There’s a lot of people who like the Harry Potter series and there are a lot of people who absolutely hate it. It’s just what happens when something is arguably the biggest pop-culture phenomenon to wander along in recent memory.
It’s perfectly fine to like or not like something, we all have different tastes in stuff after all. But if you ever needed any reason to suddenly get into all things Harry Potter and Hogwarts, here’s a really good one: you’re likely a good person if you like the books.
According to a study, fans who feel warmly towards Harry and his group of buddies are less likely to be intolerant towards minorities.
The three-part study involved surveying three different groups of readers – primary school children, high school students, and uni students – before and after they read parts of Harry Potter that were related to prejudice towards stigmatised groups (like when Draco called Hermione a mudblood).
The results showed that those who were surveyed developed greater empathy towards prejudiced groups by living vicariously through Harry’s “positive attitudes and behaviours” to minority communities.
When you think about it, this conclusion makes sense.
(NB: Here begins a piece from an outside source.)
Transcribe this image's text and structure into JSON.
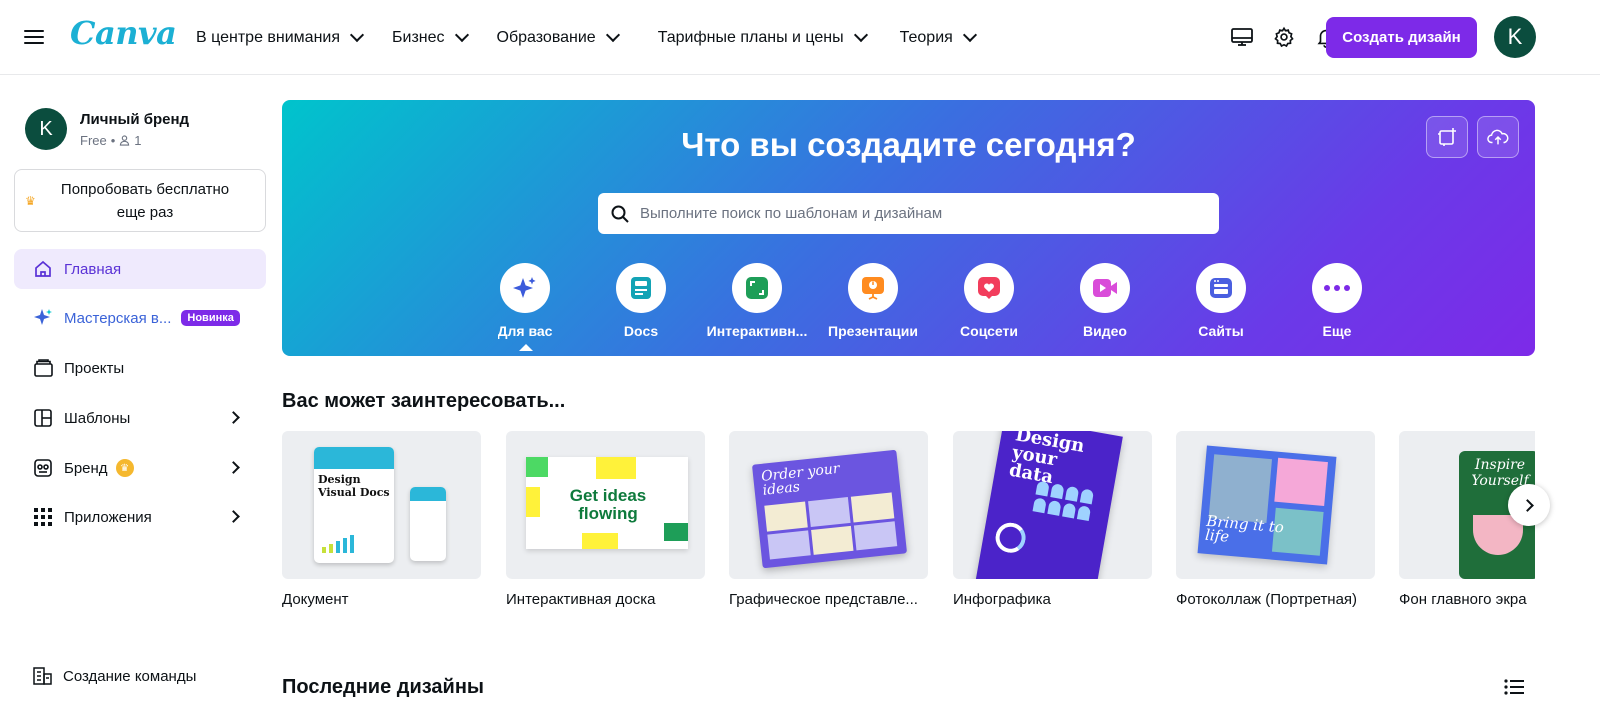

Through Harry’s difficult upbringing, his underdog status and his relationships with society’s underdogs, like the Weasleys and “mudbloods”, or the ostracised, like Hagrid and Neville, children are taught about treating everyone with respect.
Furthermore, the series shines a negative light on racism and prejudice through the characterisation of Voldemort as an evil being who strives to ostracise anyone else who isn’t a pure-blooded witch or wizard. So while you were getting all hung up over horocruxes and whether Draco was in love with Harry, you were also getting a crash course on tolerance and equality.
No magic to be found here, just some important lessons about being a good person and some data-driven science.
That’s not to say that you’re a bad person if you don’t like Harry Potter. You can be a perfectly good human being and still hate The Boy Who Lived. But it’s nice to know that science says being a Potterhead means you’re likely to be a brave Gryffindor, loyal Hufflepuff or genius Ravenclaw than an evil Slytherin.